From: Liam R E Quin <liam@w3.org>
Date: Wed, 30 Nov 2011 14:18:15 -0500
To: Henri Sivonen <hsivonen@iki.fi>
Cc: public-webapps@w3.org
Message-ID: <1322680695.11286.161.camel@desktop.barefootcomputing.com>
On Tue, 2011-11-29 at 18:09 +0200, Henri Sivonen wrote:
> On Tue, Nov 29, 2011 at 7:33 AM, Liam R E Quin <liam@w3.org> wrote:
> > (2) Not a dead end
[...]

Thanks for responding, Henri.

A detailed reply follows, but the short answer is -
(1) yes, browsers could be using the latest XPath. It would help authors
greatly.
(2) yes, there are some issues to resolve. The way to resolve issues is
liaison, and working together.  We should do more of that.
(3) the example I gave can in fact work in an XPath 2 environment.
(4) Backwards Compatibility Mode is probably rather badly named; just as
HTML has legacy content, so does XSLT.

This is why I suggest that, if a findAll() is introduced that can do
languages other than CSS Selectors, it allow a version number, with the
meaning, "I'm expecting at least this version of the language". Then one
could write code, if necessary to fall back, maybe downloading emulation
code in JavaScript if e.g. CSS selectors 5 or XPath 4 or whatever wasn't
available.

None of this is a reason not to make the existing XPath in Web browsers
easier to use today, though. I felt I needed to post to balance things a
bit because the status of XPath seemed unclear to some people on the
list.

Slightly more detailed reply...

> Sure, XPath and XSLT keep being developed. What I meant by
> evolutionary dead end is that the XPath 1.0-compatibile evolutionary
> path has been relegated to a separate mode instead of XPath 2.0 and
> newer being compatible by design.So the new development you cite
> happens with Compatibility Mode set to false. 

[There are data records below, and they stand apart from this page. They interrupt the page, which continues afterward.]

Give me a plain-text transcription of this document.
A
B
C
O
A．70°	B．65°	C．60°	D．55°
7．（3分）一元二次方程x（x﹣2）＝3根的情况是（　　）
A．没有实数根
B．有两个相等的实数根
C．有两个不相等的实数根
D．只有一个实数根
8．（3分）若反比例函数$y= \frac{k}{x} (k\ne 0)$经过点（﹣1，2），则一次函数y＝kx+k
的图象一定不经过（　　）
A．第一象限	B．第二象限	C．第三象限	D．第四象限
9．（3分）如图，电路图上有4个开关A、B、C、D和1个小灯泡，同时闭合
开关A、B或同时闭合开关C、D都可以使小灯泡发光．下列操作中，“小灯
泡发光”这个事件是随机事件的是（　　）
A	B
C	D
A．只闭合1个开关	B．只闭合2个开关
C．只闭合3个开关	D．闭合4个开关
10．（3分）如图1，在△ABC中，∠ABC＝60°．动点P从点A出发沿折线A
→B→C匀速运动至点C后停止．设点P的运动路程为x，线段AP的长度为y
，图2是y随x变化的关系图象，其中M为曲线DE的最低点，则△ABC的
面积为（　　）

We can't change history, the compatibility mode is about compatibility
e.g. with pre-existing XSLT 1 stylesheets.  I don't see HTML 5 adding
the canvas element to RFC 1866 (HTML 2) either - and wouldn't expect it.
Just as you don't expect people working on Mosaic or Cello to need new
features in the HTML 2 spec, we're not adding new features to XPath 1,
because we already did that and called it XPath 2 :-)

Rather, the XPath spec is careful to document the differences in
behaviour.

We should really get rid of callign it compatibility mode and have
specific feature tests instead -- it'd be a lot clearer.  The main
differences are
* XPath 2 introduces sequences, so you can have sequences of arbitrary
values, not just nodelists; the empty sequence is returned in some cases
where it makes sense but Xath 1 used NaN or silently failed in some
other way; this could be a "sequence-available" feature.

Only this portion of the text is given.